After last weeks meeting and having done the project requirements documentation, there was a distinct issue with the application that I was beginning to see. To me, the scope of the project was not specific enough. We were trying to tackle and application that was explicitly for tracking expensive wines with incredible detail and accuracy. At the same time we wanted an application that could be widely used by wineries to provide the majority of their customers with general wine information. These two project end-goals were at direct odds with each other in my thinking. So I went to our project partner and expressed this dilema.
The project partner was clear: general and wide use is more important than specificity that helps only a small group. So we restructured the project requirements based on this feedback and I think we finally nailed the project on the head. Overall, wineries will be able to add wines that they have created and generate individual QR-codes for each bottle. There will be some general fraud detection based on some location data that is given whenever a QR-code is scanned by a phone, but the fraud detection takes a backseat to the general use case of “a consumer scans a QR-code and gets the information on the wine”.

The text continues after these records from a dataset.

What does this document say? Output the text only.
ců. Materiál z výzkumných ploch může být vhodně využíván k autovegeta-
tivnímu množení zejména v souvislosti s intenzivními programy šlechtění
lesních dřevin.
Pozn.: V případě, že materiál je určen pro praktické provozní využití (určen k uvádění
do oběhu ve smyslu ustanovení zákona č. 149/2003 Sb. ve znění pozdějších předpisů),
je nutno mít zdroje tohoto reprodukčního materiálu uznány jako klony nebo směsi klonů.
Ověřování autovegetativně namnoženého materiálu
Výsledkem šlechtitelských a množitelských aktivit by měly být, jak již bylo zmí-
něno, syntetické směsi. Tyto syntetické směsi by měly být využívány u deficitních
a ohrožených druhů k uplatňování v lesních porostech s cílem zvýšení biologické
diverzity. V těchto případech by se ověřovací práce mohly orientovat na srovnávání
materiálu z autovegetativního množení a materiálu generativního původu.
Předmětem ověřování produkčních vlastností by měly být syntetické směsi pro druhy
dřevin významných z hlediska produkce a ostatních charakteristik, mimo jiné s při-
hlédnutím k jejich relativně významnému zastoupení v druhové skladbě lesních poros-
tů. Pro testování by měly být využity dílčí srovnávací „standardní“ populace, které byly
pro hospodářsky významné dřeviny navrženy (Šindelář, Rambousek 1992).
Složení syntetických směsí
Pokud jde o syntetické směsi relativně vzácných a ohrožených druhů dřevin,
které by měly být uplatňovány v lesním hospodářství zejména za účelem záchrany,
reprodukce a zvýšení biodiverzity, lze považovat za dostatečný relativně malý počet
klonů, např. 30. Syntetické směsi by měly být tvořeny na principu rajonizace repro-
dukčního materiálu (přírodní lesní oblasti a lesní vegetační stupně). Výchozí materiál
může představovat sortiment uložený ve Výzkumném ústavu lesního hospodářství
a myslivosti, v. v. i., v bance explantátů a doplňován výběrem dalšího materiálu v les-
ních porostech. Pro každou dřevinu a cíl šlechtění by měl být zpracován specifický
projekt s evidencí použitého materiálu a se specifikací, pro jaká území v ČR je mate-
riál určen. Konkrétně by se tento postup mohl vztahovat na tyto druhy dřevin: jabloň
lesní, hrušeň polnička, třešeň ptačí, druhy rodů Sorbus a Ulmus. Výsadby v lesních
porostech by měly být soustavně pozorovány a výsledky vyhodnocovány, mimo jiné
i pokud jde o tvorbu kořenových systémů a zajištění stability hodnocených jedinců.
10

There was some minor disagreement among the team; nothing to be concerned about, but some clarification was still in order. The general consensus that the team came to was if a user had location data enabled, they would be able to mark that they had bought the wine bottle, if they input their own information. The application would then check to see if the wine bottle was being “purchased” at the same location as the last time it had been purchased. If this was the case, the new data would overwrite the old data, and that data would never be officially added to the bottle’s history. This allows for people who truly care about the wine bottle’s transaction history to continue to keep track, while also being user friendly enough for the general customers.